Because exosomes have gained attention as a source of biomarkers, we investigated if miRNAs in exosomes (exo-miRs) can report the disease progression of organ injury. Using rat renal ischemia-reperfusion injury (IRI) as a model of acute kidney injury (AKI), University of Miyazaki researchers determined temporally-released exo-miRs in urine during IRI and found that these exo-miRs could reliably mirror the progression of AKI. From the longitudinal measurements of miRNA expression in kidney and urine, they found that release of exo- miRs was a regulated sorting process. In the injury state, miR-16, miR-24, and miR-200c were increased in the urine. Interestingly, expression of target mRNAs of these exo-miRs was significantly altered in renal medulla. Next, in the early recovery state, exo-miRs (miR-9a, miR-141, miR-200a, miR-200c, miR-429), which share Zeb1/2 as a common target mRNA, were upregulated together, indicating that they reflect TGF-β-associated renal fibrosis. Finally, release of exo-miRs (miR-125a, miR-351) was regulated by TGF-β1 and was able to differentiate the sham and IRI even after the injured kidneys were recovered. Altogether, these data indicate that exo-miRs released in renal IRI are associated with TGF-β signaling. Temporal release of exo-miRs which share targets might be a regulatory mechanism to control the progression of AKI.

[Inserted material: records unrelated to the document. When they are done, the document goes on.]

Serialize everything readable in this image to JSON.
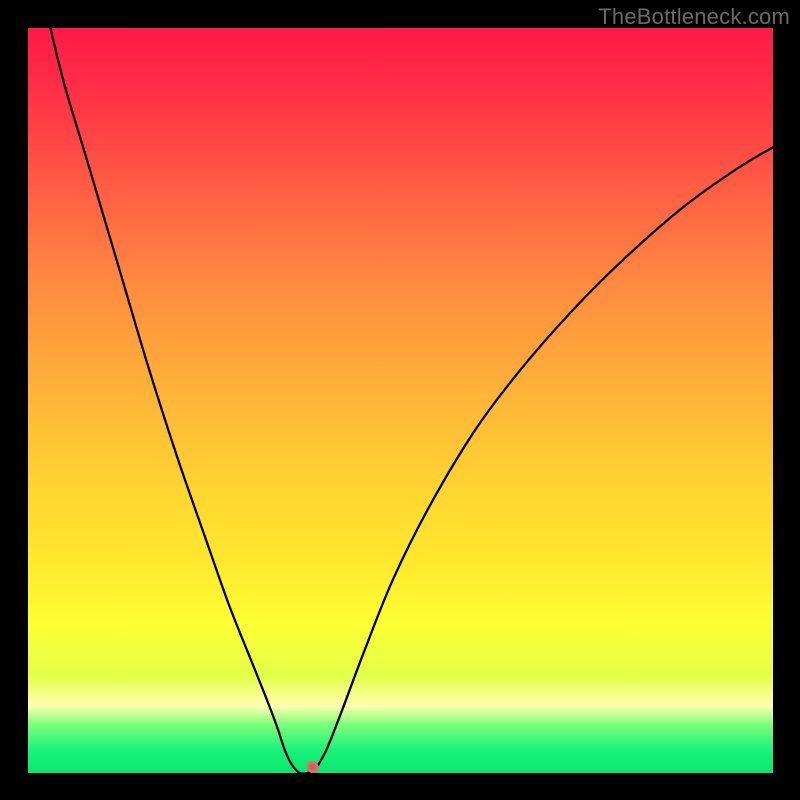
{
  "watermark": "TheBottleneck.com",
  "chart_data": {
    "type": "line",
    "title": "",
    "xlabel": "",
    "ylabel": "",
    "xlim": [
      0,
      100
    ],
    "ylim": [
      0,
      100
    ],
    "grid": false,
    "background_gradient": {
      "stops": [
        {
          "offset": 0.0,
          "color": "#ff1a48"
        },
        {
          "offset": 0.07,
          "color": "#ff2b47"
        },
        {
          "offset": 0.15,
          "color": "#ff4646"
        },
        {
          "offset": 0.25,
          "color": "#ff6a43"
        },
        {
          "offset": 0.35,
          "color": "#ff8c40"
        },
        {
          "offset": 0.5,
          "color": "#ffb638"
        },
        {
          "offset": 0.62,
          "color": "#ffd531"
        },
        {
          "offset": 0.72,
          "color": "#ffe92e"
        },
        {
          "offset": 0.8,
          "color": "#fcff33"
        },
        {
          "offset": 0.87,
          "color": "#e4ff48"
        },
        {
          "offset": 0.91,
          "color": "#ffffb0"
        },
        {
          "offset": 0.935,
          "color": "#7cff7a"
        },
        {
          "offset": 0.97,
          "color": "#18f27a"
        },
        {
          "offset": 1.0,
          "color": "#0de56f"
        }
      ]
    },
    "series": [
      {
        "name": "bottleneck-curve",
        "color": "#000000",
        "width": 2.3,
        "points": [
          {
            "x": 3.0,
            "y": 100.0
          },
          {
            "x": 5.0,
            "y": 92.0
          },
          {
            "x": 8.0,
            "y": 82.0
          },
          {
            "x": 12.0,
            "y": 68.5
          },
          {
            "x": 16.0,
            "y": 55.0
          },
          {
            "x": 20.0,
            "y": 42.5
          },
          {
            "x": 24.0,
            "y": 31.0
          },
          {
            "x": 27.0,
            "y": 22.5
          },
          {
            "x": 30.0,
            "y": 15.0
          },
          {
            "x": 32.0,
            "y": 10.0
          },
          {
            "x": 33.5,
            "y": 6.0
          },
          {
            "x": 34.5,
            "y": 3.0
          },
          {
            "x": 35.5,
            "y": 1.0
          },
          {
            "x": 36.5,
            "y": 0.0
          },
          {
            "x": 37.5,
            "y": 0.0
          },
          {
            "x": 38.5,
            "y": 0.5
          },
          {
            "x": 40.0,
            "y": 3.0
          },
          {
            "x": 42.0,
            "y": 8.0
          },
          {
            "x": 45.0,
            "y": 16.0
          },
          {
            "x": 49.0,
            "y": 26.0
          },
          {
            "x": 54.0,
            "y": 36.0
          },
          {
            "x": 60.0,
            "y": 46.0
          },
          {
            "x": 66.0,
            "y": 54.0
          },
          {
            "x": 73.0,
            "y": 62.0
          },
          {
            "x": 80.0,
            "y": 69.0
          },
          {
            "x": 88.0,
            "y": 76.0
          },
          {
            "x": 95.0,
            "y": 81.0
          },
          {
            "x": 100.0,
            "y": 84.0
          }
        ]
      }
    ],
    "marker": {
      "x": 38.2,
      "y": 0.8,
      "color": "#e46b6c",
      "radius_px": 6
    }
  }
}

Injury state-specific and recovery state-specific miRNAs in urinary exosomes after renal IR
(a) Volcano plots of urinary exo-miR expression at the indicated time points following renal IR and combined all time points. The significance values and fold changes of all expressed miRNAs were computed using EdgeR. (b) Heat map with hierarchical clustering of differentially expressed genes with FDR < 0.01 in at least one time point. (c) Venn diagram representing overlap of differentially expressed miRNAs in kidney at 1.5 days, 3 days, 14 days post renal IR with differentially expressed urinary exo-miR at 1 day, 2 days, 3 days, 7 days, and 14 days post renal IR.